Nach jahrelanger massiver Gewalt der Terrormiliz IS wird der Irak zunehmend von einer humanitären Katastrophe bedroht. Die Lebensumstände von Millionen Menschen könnten sich nach UNO-Angaben dramatisch verschlechtern, weil Hilfsgelder fehlten.
«Wenn es nicht mehr Unterstützung gibt, könnten in den kommenden Wochen etwa die Hälfte der humanitären Programme gekürzt oder eingestellt werden», warnte Kyung Wha Kang vom UNO-Nothilfebüro bei einem Krisentreffen in Brüssel.

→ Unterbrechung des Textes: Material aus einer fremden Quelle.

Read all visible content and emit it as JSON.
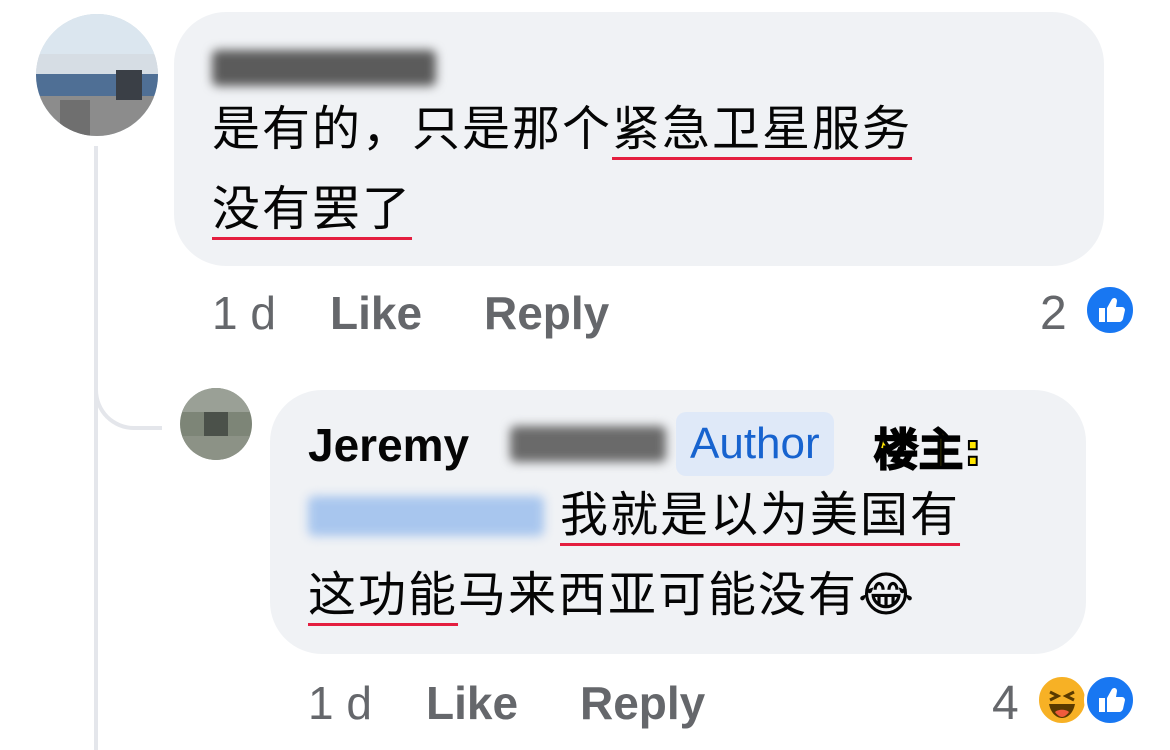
{
  "comment1": {
    "text_line1_plain": "是有的，只是那个",
    "text_line1_underlined": "紧急卫星服务",
    "text_line2_underlined": "没有罢了",
    "time": "1 d",
    "like_label": "Like",
    "reply_label": "Reply",
    "reaction_count": "2",
    "reaction_icons": [
      "like-icon"
    ]
  },
  "comment2": {
    "author_name": "Jeremy",
    "author_badge": "Author",
    "annotation_label": "楼主:",
    "text_line1_underlined": "我就是以为美国有",
    "text_line2_underlined": "这功能",
    "text_line2_plain": "马来西亚可能没有😂",
    "time": "1 d",
    "like_label": "Like",
    "reply_label": "Reply",
    "reaction_count": "4",
    "reaction_icons": [
      "haha-icon",
      "like-icon"
    ]
  },
  "colors": {
    "bubble": "#f0f2f5",
    "meta_text": "#65676b",
    "underline": "#e41e3f",
    "like_blue": "#1877f2",
    "author_badge_bg": "#dfe9f8",
    "author_badge_text": "#1763cf",
    "annotation_yellow": "#ffe500"
  }
}
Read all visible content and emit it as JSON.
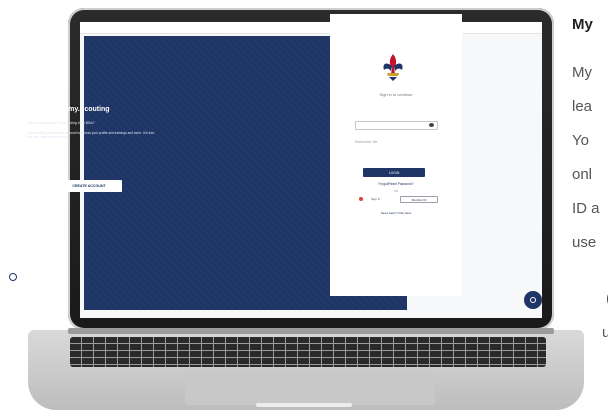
{
  "screen": {
    "welcome_title": "Welcome to my.Scouting",
    "tagline": "Want to join/renew? Not finding it on BSA?",
    "paragraph": "Create a BSA my.Scouting account to access your profile and trainings and more. It is free, fast, and easy to set up today.",
    "learn_more": "Learn more here",
    "create_button": "CREATE ACCOUNT",
    "sign_in_title": "Sign in to continue",
    "password_hint": "Remember Me",
    "login_button": "LOGIN",
    "forgot_link": "Forgot/Reset Password?",
    "or_divider": "OR",
    "google_label": "Sign In",
    "alt_button": "Member ID",
    "help_link": "Need Help? Click Here",
    "colors": {
      "navy": "#1f3566",
      "scout_red": "#c8102e",
      "accent": "#ffffff"
    }
  },
  "article": {
    "heading": "My",
    "lines": [
      "My",
      "lea",
      "Yo",
      "onl",
      "ID a",
      "use",
      "(",
      "u"
    ]
  },
  "icons": [
    "bsa-fleur-de-lis-icon",
    "eye-icon",
    "google-icon",
    "chat-icon",
    "scout-badge-icon"
  ]
}
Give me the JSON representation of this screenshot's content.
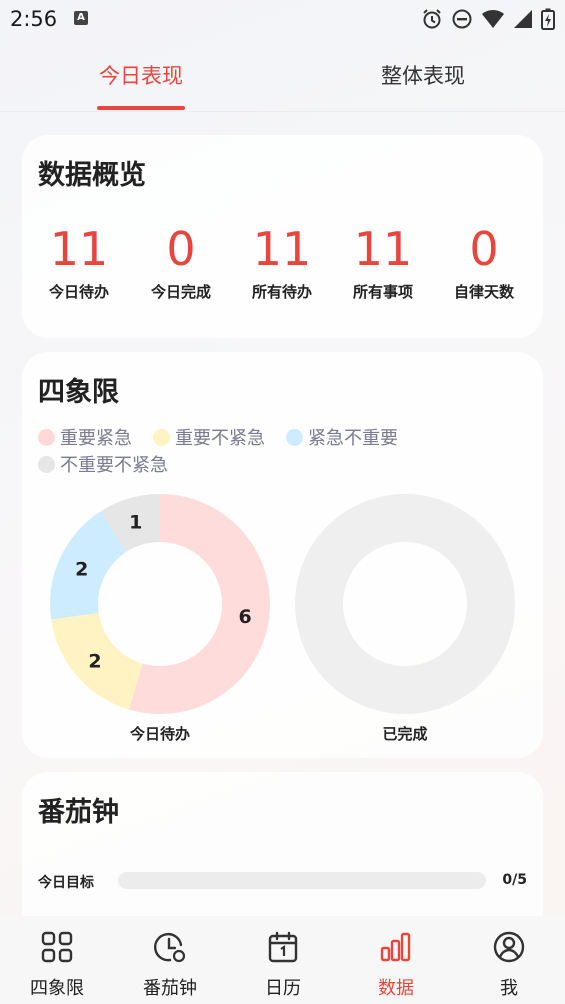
{
  "status_bar": {
    "time": "2:56"
  },
  "tabs": [
    {
      "label": "今日表现",
      "active": true
    },
    {
      "label": "整体表现",
      "active": false
    }
  ],
  "overview": {
    "title": "数据概览",
    "stats": [
      {
        "value": "11",
        "label": "今日待办"
      },
      {
        "value": "0",
        "label": "今日完成"
      },
      {
        "value": "11",
        "label": "所有待办"
      },
      {
        "value": "11",
        "label": "所有事项"
      },
      {
        "value": "0",
        "label": "自律天数"
      }
    ]
  },
  "quadrant": {
    "title": "四象限",
    "legend": [
      {
        "label": "重要紧急",
        "color": "#ffd9d9"
      },
      {
        "label": "重要不紧急",
        "color": "#fff3c4"
      },
      {
        "label": "紧急不重要",
        "color": "#cdecff"
      },
      {
        "label": "不重要不紧急",
        "color": "#e6e6e6"
      }
    ]
  },
  "chart_data": [
    {
      "type": "pie",
      "xlabel": "今日待办",
      "categories": [
        "重要紧急",
        "重要不紧急",
        "紧急不重要",
        "不重要不紧急"
      ],
      "values": [
        6,
        2,
        2,
        1
      ],
      "colors": [
        "#ffdcdc",
        "#fff3c4",
        "#cdecff",
        "#e6e6e6"
      ]
    },
    {
      "type": "pie",
      "xlabel": "已完成",
      "categories": [
        "重要紧急",
        "重要不紧急",
        "紧急不重要",
        "不重要不紧急"
      ],
      "values": [
        0,
        0,
        0,
        0
      ],
      "colors": [
        "#ffdcdc",
        "#fff3c4",
        "#cdecff",
        "#e6e6e6"
      ],
      "empty_color": "#efefef"
    }
  ],
  "pomodoro": {
    "title": "番茄钟",
    "goal_label": "今日目标",
    "goal_value": "0/5",
    "goal_progress": 0
  },
  "bottom_nav": [
    {
      "label": "四象限",
      "icon": "grid-icon",
      "active": false
    },
    {
      "label": "番茄钟",
      "icon": "clock-icon",
      "active": false
    },
    {
      "label": "日历",
      "icon": "calendar-icon",
      "active": false
    },
    {
      "label": "数据",
      "icon": "bar-chart-icon",
      "active": true
    },
    {
      "label": "我",
      "icon": "user-icon",
      "active": false
    }
  ],
  "colors": {
    "accent": "#e8453c"
  }
}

Es bestehe die konkrete Gefahr, dass Millionen Menschen ohne sauberes Wasser, Nahrung und medizinische Versorgung dastehen.
Um eine Katastrophe abzuwenden, rufen Europäische Union und Vereinte Nationen nun dazu auf, für einen neuen Hilfsplan bis Jahresende knapp eine halbe Milliarde US-Dollar zu mobilisieren.
Polio im Vormarsch
Die Weltgesundheitsorganisation (WHO) berichtete zudem von Krankheiten wie Masern oder Polio, die im Irak auf dem Vormarsch seien: «Das zeigt uns, dass das Gesundheitssystem zusammengebrochen ist», erklärte Generaldirektorin Margaret Chan.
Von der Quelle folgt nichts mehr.